OSPF and UFW
It's been a hot minute since I last posted and I figured this was worth sharing. There's been plenty since the last post, but time has not always been on my side. Today it is!
Short and sweet. I have a VM being used as an OSPF router with two interfaces. I needed to allow traffic to traverse the VM in both directions while maintaining my standard UFW configuration. The commands look something like this:
1. sudo apt install ufw
2. sudo ufw disable
3. sudo ufw default allow forward
4. sudo ufw allow from 224.0.0.0/24
5. sudo ufw allow in on eth0 from <uplink ip>
6. sudo ufw allow in on eth1 from <downlink ip>
7. sudo ufw enable
1. Install UFW
2. Disable the firewall for good measure, especially if you're doing something silly like testing in production :-/
3. Set the default behaviour of forwarded/routed traffic to ALLOW (it's DROP by default)

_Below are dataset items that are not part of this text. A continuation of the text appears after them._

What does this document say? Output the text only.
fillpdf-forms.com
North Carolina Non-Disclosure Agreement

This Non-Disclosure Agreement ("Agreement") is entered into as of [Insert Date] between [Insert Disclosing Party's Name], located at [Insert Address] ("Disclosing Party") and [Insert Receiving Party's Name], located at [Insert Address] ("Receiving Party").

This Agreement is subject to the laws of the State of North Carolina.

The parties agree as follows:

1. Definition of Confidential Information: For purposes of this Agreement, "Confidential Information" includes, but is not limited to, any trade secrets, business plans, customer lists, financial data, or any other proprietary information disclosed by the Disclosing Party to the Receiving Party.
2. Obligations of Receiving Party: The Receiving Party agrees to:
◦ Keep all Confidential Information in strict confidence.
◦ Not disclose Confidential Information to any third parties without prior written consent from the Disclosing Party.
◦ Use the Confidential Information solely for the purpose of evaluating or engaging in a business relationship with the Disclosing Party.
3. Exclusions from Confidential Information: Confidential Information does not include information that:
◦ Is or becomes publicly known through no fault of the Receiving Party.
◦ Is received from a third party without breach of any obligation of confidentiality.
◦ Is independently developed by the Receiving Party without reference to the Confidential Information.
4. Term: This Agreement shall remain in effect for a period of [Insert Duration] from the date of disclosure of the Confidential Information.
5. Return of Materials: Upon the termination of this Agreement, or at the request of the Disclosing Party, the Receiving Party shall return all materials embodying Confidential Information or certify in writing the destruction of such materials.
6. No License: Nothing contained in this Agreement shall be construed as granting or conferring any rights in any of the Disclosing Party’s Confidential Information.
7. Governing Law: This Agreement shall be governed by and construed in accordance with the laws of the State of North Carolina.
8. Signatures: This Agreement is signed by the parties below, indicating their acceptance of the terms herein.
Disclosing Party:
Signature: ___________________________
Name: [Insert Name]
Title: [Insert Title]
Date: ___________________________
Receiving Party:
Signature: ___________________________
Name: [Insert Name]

(You can also use: sudo ufw default allow routed - routed is an alias of forward)
4. Allow the multicast subnet for OSPF
No ownership is implied. Other dynamic routing protocols use the same multicast range.
5. Allow traffic bound for eth0 from the IP Address of the upstream router (to send and receive routes)
6. Allow traffic bound for eth1 from the IP Address of the downstream router (to send and receive routes)
If you just have endpoints such as servers or workstations talking to eth1, then you don't need to enter this command.
7. Enable the firewall.
There are plenty of other solutions out there for modifying configuration files and such, but if you're going to do that, you might as well remove UFW and use IPTables directly.
That's all folks!
Note 1. This does not break the default INPUT rule, which in my case was and still is DENY. The above commands allow traffic to traverse the VM firewall, they do not allow external access VM. i.e. If I tried to SSH in on port 22 to the IP Address on eth0, UFW will drop my request by default, until I specifically set an explicit allow rule.
Note 2. This is not an example of how to setup NAT/Masquerading. This is an example of how to forward traffic between two interfaces where the source and destination is facilitated by OSPF instead of using forward rules in UFW or entries to the Forward table in IPTables.